Sei sulla pagina 1di 1

Enzo Valentini

UN GENIO DI CASA
Biografia di Andrea Sacchi, pittore nettunese
(da “Nonsoloroma” dell’1/12/90)

Nel panorama artistico della Roma secentesca Andrea Sacchi, pur con la sua scarsa produzione pittorica,
rappresenta un elemento di spicco e di novità, ponendosi in contrapposizione con il barocco imperante in quel
periodo. Sua caratteristica principale è l’uso appropriato del colore, specialmente in relazione alle scale tonali del
bianco e del nero, tanto da portarlo verso il caravaggismo; esempio classico ne è «quella visione di San
Romualdo, ora alla Pinacoteca Vaticana, che per gravità, avvalendosi di un cromatismo pacato ma denso e
luminoso, sfiora il capolavoro».
Nato a Nettuno il 30 novembre 1599, Andrea Sacchi si avvicina alla pittura grazie all’interessamento del padre
che lo affida al bolognese Francesco Albano, discepolo di Annibale Carracci; già nel 1625 si fa conoscere dal
pubblico romano con il “Miracolo di San Gregorio”, destinato inizialmente alla Cappella Clementina di San
Pietro, ora nella Sala Capitolare della stessa basilica.
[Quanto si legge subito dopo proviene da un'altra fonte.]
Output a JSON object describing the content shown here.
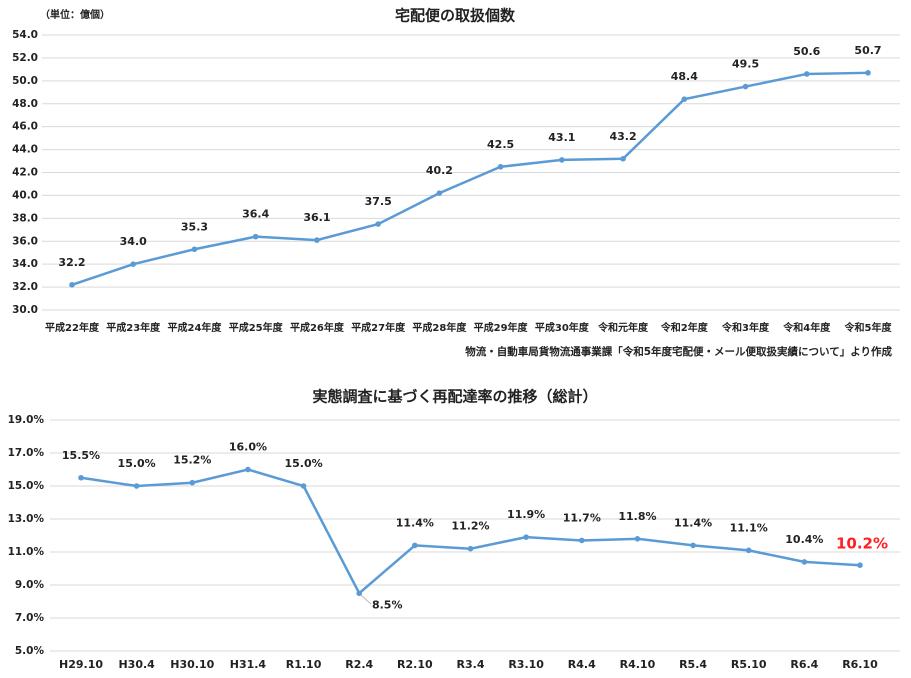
{
  "chart_data": [
    {
      "type": "line",
      "title": "宅配便の取扱個数",
      "unit_label": "（単位：億個）",
      "categories": [
        "平成22年度",
        "平成23年度",
        "平成24年度",
        "平成25年度",
        "平成26年度",
        "平成27年度",
        "平成28年度",
        "平成29年度",
        "平成30年度",
        "令和元年度",
        "令和2年度",
        "令和3年度",
        "令和4年度",
        "令和5年度"
      ],
      "values": [
        32.2,
        34.0,
        35.3,
        36.4,
        36.1,
        37.5,
        40.2,
        42.5,
        43.1,
        43.2,
        48.4,
        49.5,
        50.6,
        50.7
      ],
      "value_labels": [
        "32.2",
        "34.0",
        "35.3",
        "36.4",
        "36.1",
        "37.5",
        "40.2",
        "42.5",
        "43.1",
        "43.2",
        "48.4",
        "49.5",
        "50.6",
        "50.7"
      ],
      "color": "#5b9bd5",
      "ylim": [
        30,
        54
      ],
      "yticks": [
        {
          "value": 30,
          "label": "30.0"
        },
        {
          "value": 32,
          "label": "32.0"
        },
        {
          "value": 34,
          "label": "34.0"
        },
        {
          "value": 36,
          "label": "36.0"
        },
        {
          "value": 38,
          "label": "38.0"
        },
        {
          "value": 40,
          "label": "40.0"
        },
        {
          "value": 42,
          "label": "42.0"
        },
        {
          "value": 44,
          "label": "44.0"
        },
        {
          "value": 46,
          "label": "46.0"
        },
        {
          "value": 48,
          "label": "48.0"
        },
        {
          "value": 50,
          "label": "50.0"
        },
        {
          "value": 52,
          "label": "52.0"
        },
        {
          "value": 54,
          "label": "54.0"
        }
      ],
      "grid": true,
      "source": "物流・自動車局貨物流通事業課「令和5年度宅配便・メール便取扱実績について」より作成"
    },
    {
      "type": "line",
      "title": "実態調査に基づく再配達率の推移（総計）",
      "categories": [
        "H29.10",
        "H30.4",
        "H30.10",
        "H31.4",
        "R1.10",
        "R2.4",
        "R2.10",
        "R3.4",
        "R3.10",
        "R4.4",
        "R4.10",
        "R5.4",
        "R5.10",
        "R6.4",
        "R6.10"
      ],
      "values": [
        15.5,
        15.0,
        15.2,
        16.0,
        15.0,
        8.5,
        11.4,
        11.2,
        11.9,
        11.7,
        11.8,
        11.4,
        11.1,
        10.4,
        10.2
      ],
      "value_labels": [
        "15.5%",
        "15.0%",
        "15.2%",
        "16.0%",
        "15.0%",
        "8.5%",
        "11.4%",
        "11.2%",
        "11.9%",
        "11.7%",
        "11.8%",
        "11.4%",
        "11.1%",
        "10.4%",
        "10.2%"
      ],
      "color": "#5b9bd5",
      "ylim": [
        5,
        19
      ],
      "yticks": [
        {
          "value": 5,
          "label": "5.0%"
        },
        {
          "value": 7,
          "label": "7.0%"
        },
        {
          "value": 9,
          "label": "9.0%"
        },
        {
          "value": 11,
          "label": "11.0%"
        },
        {
          "value": 13,
          "label": "13.0%"
        },
        {
          "value": 15,
          "label": "15.0%"
        },
        {
          "value": 17,
          "label": "17.0%"
        },
        {
          "value": 19,
          "label": "19.0%"
        }
      ],
      "grid": true
    }
  ]
}
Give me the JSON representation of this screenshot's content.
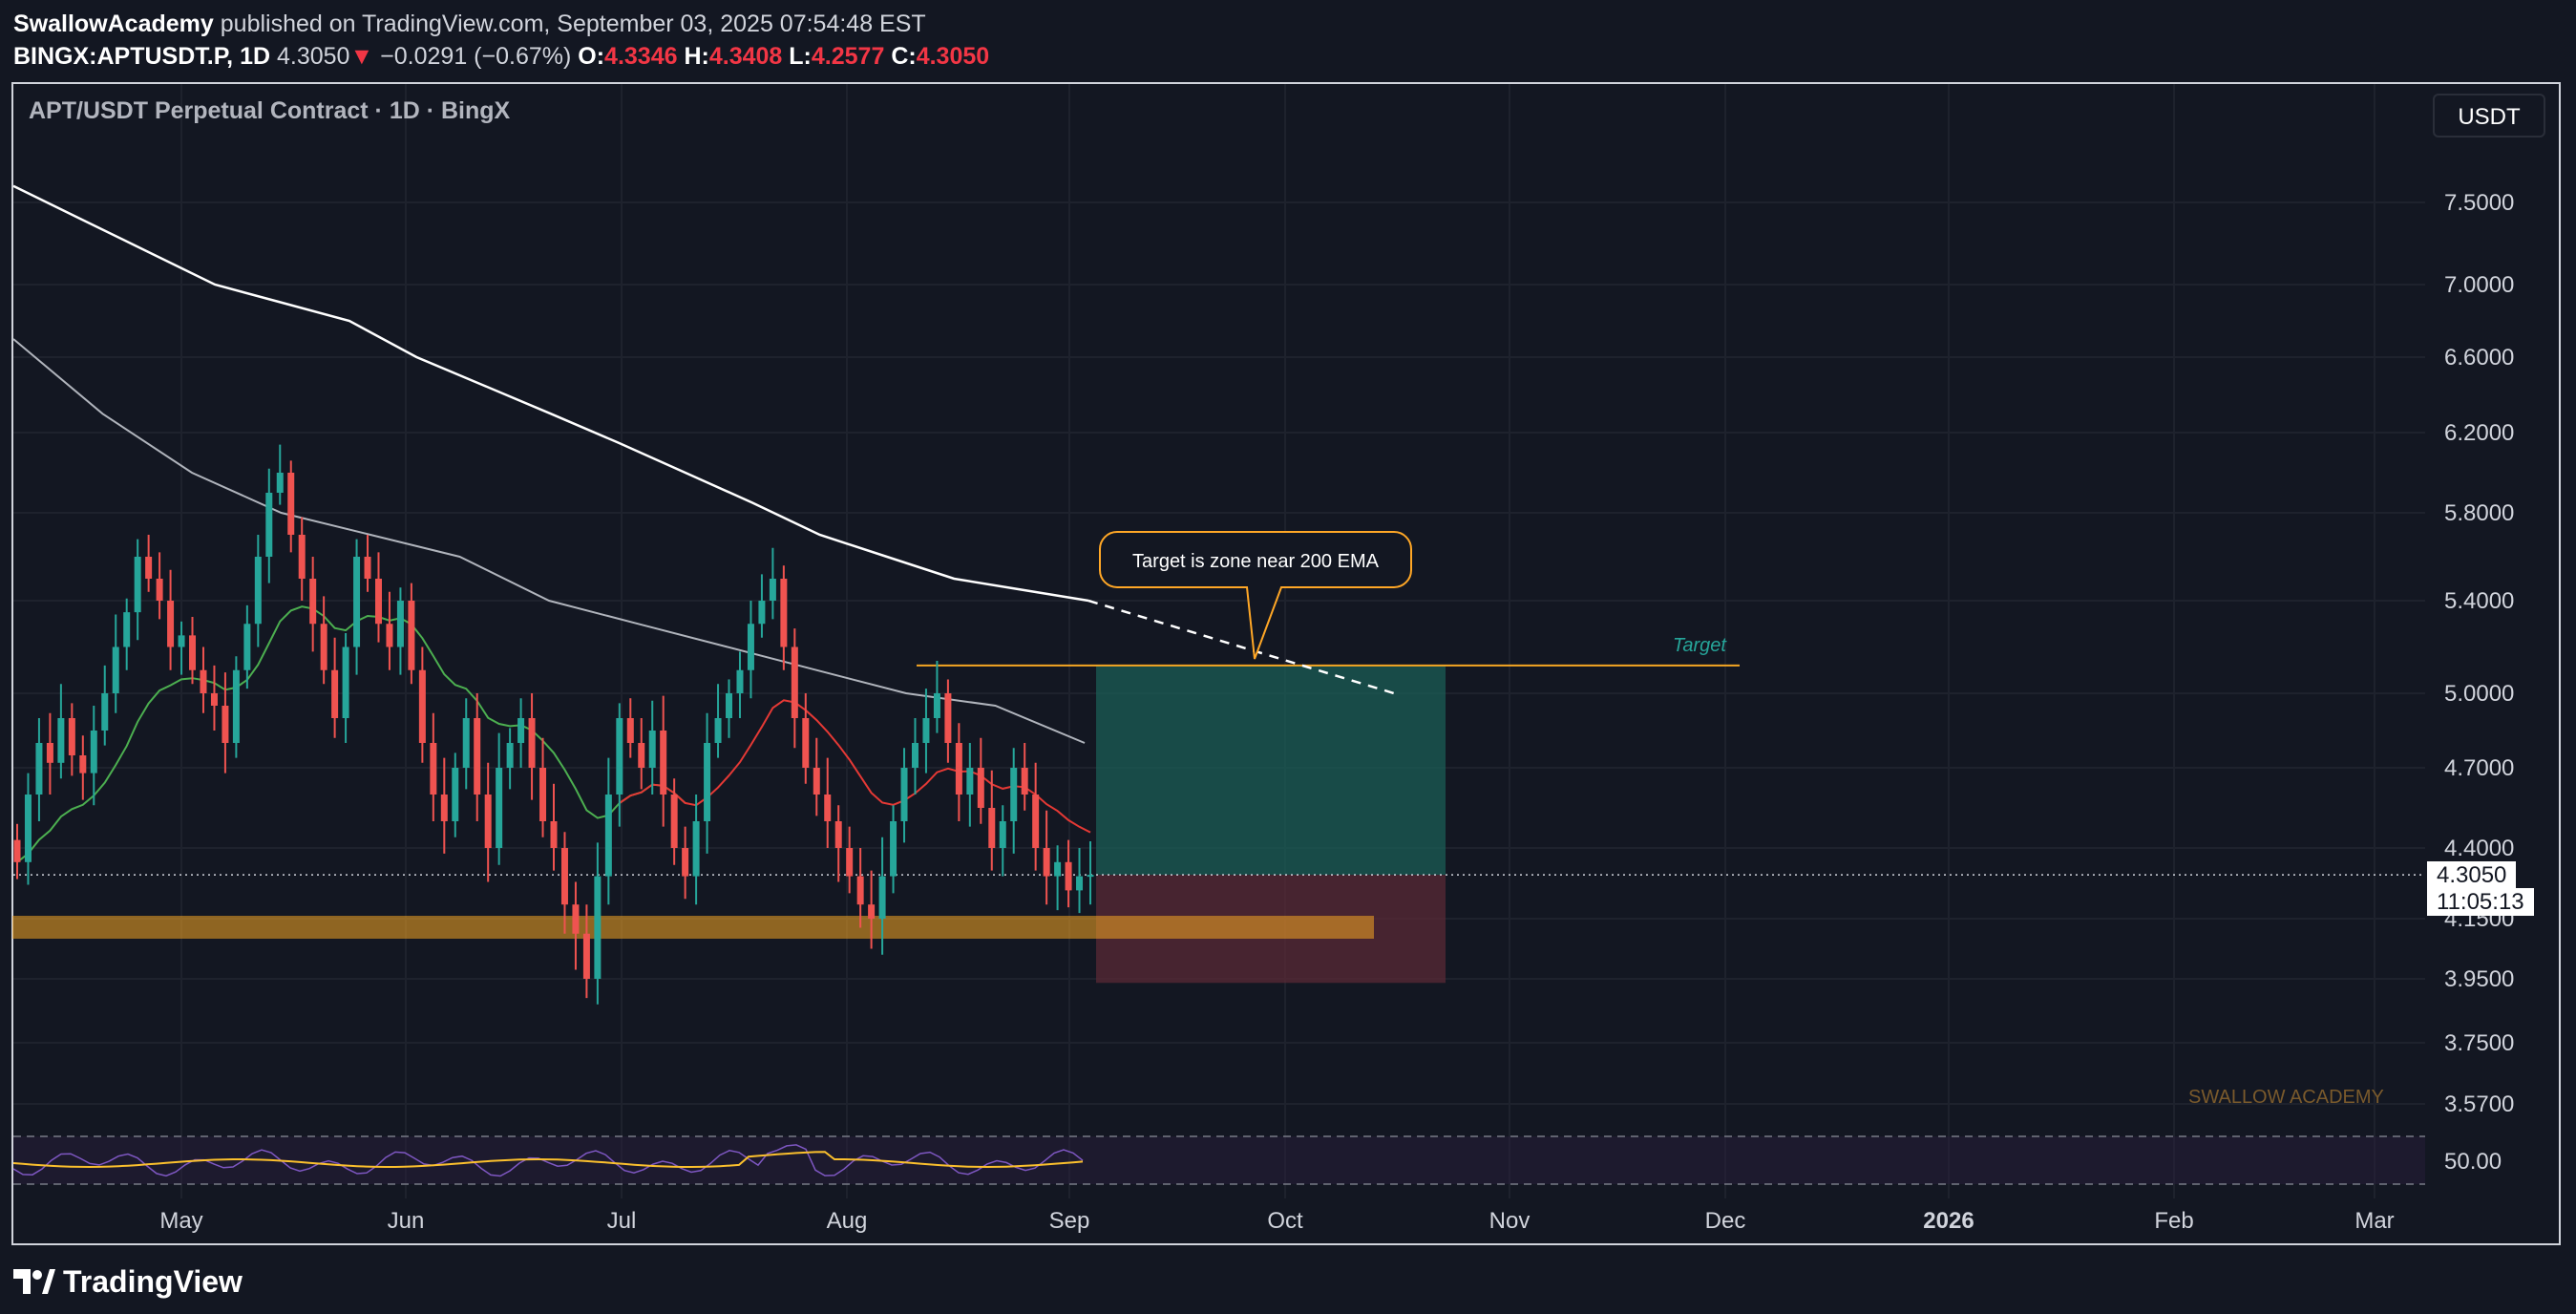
{
  "header": {
    "publisher": "SwallowAcademy",
    "published_text": " published on TradingView.com, September 03, 2025 07:54:48 EST",
    "symbol": "BINGX:APTUSDT.P, 1D",
    "last": "4.3050",
    "change_arrow": "▼",
    "change": "−0.0291 (−0.67%)",
    "o_label": "O:",
    "o_value": "4.3346",
    "h_label": "H:",
    "h_value": "4.3408",
    "l_label": "L:",
    "l_value": "4.2577",
    "c_label": "C:",
    "c_value": "4.3050"
  },
  "legend_title": "APT/USDT Perpetual Contract · 1D · BingX",
  "currency_button": "USDT",
  "price_tag": {
    "price": "4.3050",
    "countdown": "11:05:13"
  },
  "annotation": {
    "callout": "Target is zone near 200 EMA",
    "target_label": "Target",
    "watermark": "SWALLOW ACADEMY"
  },
  "footer": {
    "brand": "TradingView"
  },
  "colors": {
    "background": "#131722",
    "up": "#26a69a",
    "down": "#ef5350",
    "ema200": "#ffffff",
    "ema100": "#b0b4bc",
    "ema_fast_green": "#4caf50",
    "ema_fast_red": "#e53935",
    "target_zone": "#1b5e55",
    "stop_zone": "#5a2a36",
    "support_zone": "#f5a623",
    "callout_border": "#ffa726",
    "rsi_line": "#7e57c2",
    "rsi_ma": "#fbc02d"
  },
  "chart_data": {
    "type": "candlestick",
    "symbol": "APT/USDT Perpetual Contract",
    "timeframe": "1D",
    "ylim": [
      3.5,
      7.8
    ],
    "y_ticks": [
      "7.5000",
      "7.0000",
      "6.6000",
      "6.2000",
      "5.8000",
      "5.4000",
      "5.0000",
      "4.7000",
      "4.4000",
      "4.1500",
      "3.9500",
      "3.7500",
      "3.5700"
    ],
    "x_ticks": [
      "May",
      "Jun",
      "Jul",
      "Aug",
      "Sep",
      "Oct",
      "Nov",
      "Dec",
      "2026",
      "Feb",
      "Mar"
    ],
    "last_price": 4.305,
    "candles_close": [
      4.35,
      4.6,
      4.8,
      4.72,
      4.9,
      4.75,
      4.68,
      4.85,
      5.0,
      5.2,
      5.35,
      5.6,
      5.5,
      5.4,
      5.2,
      5.25,
      5.1,
      5.0,
      4.95,
      4.8,
      5.1,
      5.3,
      5.6,
      5.9,
      6.0,
      5.7,
      5.5,
      5.3,
      5.1,
      4.9,
      5.2,
      5.6,
      5.5,
      5.3,
      5.2,
      5.4,
      5.1,
      4.8,
      4.6,
      4.5,
      4.7,
      4.9,
      4.6,
      4.4,
      4.7,
      4.8,
      4.9,
      4.7,
      4.5,
      4.4,
      4.2,
      4.1,
      3.95,
      4.3,
      4.6,
      4.9,
      4.8,
      4.7,
      4.85,
      4.6,
      4.4,
      4.3,
      4.5,
      4.8,
      4.9,
      5.0,
      5.1,
      5.3,
      5.4,
      5.5,
      5.2,
      4.9,
      4.7,
      4.6,
      4.5,
      4.4,
      4.3,
      4.2,
      4.15,
      4.3,
      4.5,
      4.7,
      4.8,
      4.9,
      5.0,
      4.8,
      4.6,
      4.7,
      4.55,
      4.4,
      4.5,
      4.7,
      4.6,
      4.4,
      4.3,
      4.35,
      4.25,
      4.3,
      4.305
    ],
    "ema200": [
      7.6,
      7.4,
      7.2,
      7.0,
      6.9,
      6.8,
      6.6,
      6.45,
      6.3,
      6.15,
      6.0,
      5.85,
      5.7,
      5.6,
      5.5,
      5.45,
      5.4
    ],
    "ema100": [
      6.7,
      6.3,
      6.0,
      5.8,
      5.7,
      5.6,
      5.4,
      5.3,
      5.2,
      5.1,
      5.0,
      4.95,
      4.8
    ],
    "target_level": 5.12,
    "entry_level": 4.305,
    "stop_level": 4.0,
    "support_zone": [
      4.1,
      4.2
    ],
    "rsi_reference": "50.00"
  }
}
Dopo questo inizio trionfale il Sacchi prosegue la sua
attività, operando maggiormente a Roma, nelle cui chiese e gallerie sono conservate le più belle tele dell’artista:
“La Giostra del Saracino a Piazza Navona” (1643) e la “Visita di Urbano VIII al Gesù” /1639/1641), al Museo di
Roma; “San Tommaso d’Aquino e San leone Magno”, alla Galleria Nazionale di Arte Antica; la “Morte di
Sant’Anna” (1649), nella chiesa di San Carlo ai Catinari; “San Bonaventura con la Vergine ed il Bambino” e
“Sant’Antonio resuscita un morto”, in quella di Santa Maria della Concezione; i “Fatti del Battista”, a San
Giovanni in Laterano.
Un mezzobusto di San Giovanni de la Barrière si trova poi nella chiesa di San Bernardo alle Terme, mentre alla
Galleria Borghese si può ammirare il vigoroso ritratto di monsignor Clemente Merlini (circa 1640), che risalta
«per la forza dell’indagine psicologica e la sobrietà nell’uso dei mezzi pittorici».
L’affresco raffigurante la “Divina Sapienza” (1629/1633), a Palazzo Barberini, può essere invece considerato il
manifesto programmatico del pittore nettunese, dal quale appare chiara la sua posizione anti barocca,
specialmente se raffrontato con le opere di Pietro da Cortona, esistenti nel medesimo palazzo.
Nonostante l’abilità nell’esecuzione e le notevoli qualità espressive, alla sua produzione viene però rimproverata
«la mancanza di talento creativo»; nel contempo, anche per gli elementi tizianeggianti nel “Sant’Isidoro” della
omonima chiesa, il Sacchi viene addirittura considerato il caposcuola del neo-venetismo della pittura romana
dell’epoca.
Oltre a Nettuno, la cui Collegiata di San Francesco ospita un suo quadro sull’altar maggiore, anche altre città
italiane ed europee possono vantarsi di possedere opere di Andrea Sacchi: la “Presentazione di Cristo al Tempio”
(1651), nella Galleria Nazionale dell’Umbria di Perugia; il “San Francesco in estasi”, nella Pinacoteca Comunale
di Gubbio; un “Angelo Custode”, nel Duomo di Rieti; “Atlante”, alla Royal Library di Windsor; la
“Metamorfosi di Armonillo in Limone”, presso il Cabinet des Dessins nel Museo del Louvre; il “Noè ebbro”, al
Kaiserfriedrich Museum di Berlino; esiste inoltre, a Santa Maria della Scala di Venosa, una tela attribuita al
Sacchi, raffigurante “San Francesco Saverio fra gli indigeni”.
Il Sacchi fu incaricato anche di alcuni lavori di architettura, come il restauro del Convento della Minerva o come
la ristrutturazione del Battistero di Costantino in Laterano, quest’ultima portata a termine circa dieci anni prima
della sua morte, avvenuta in Roma il 21 giugno 1661.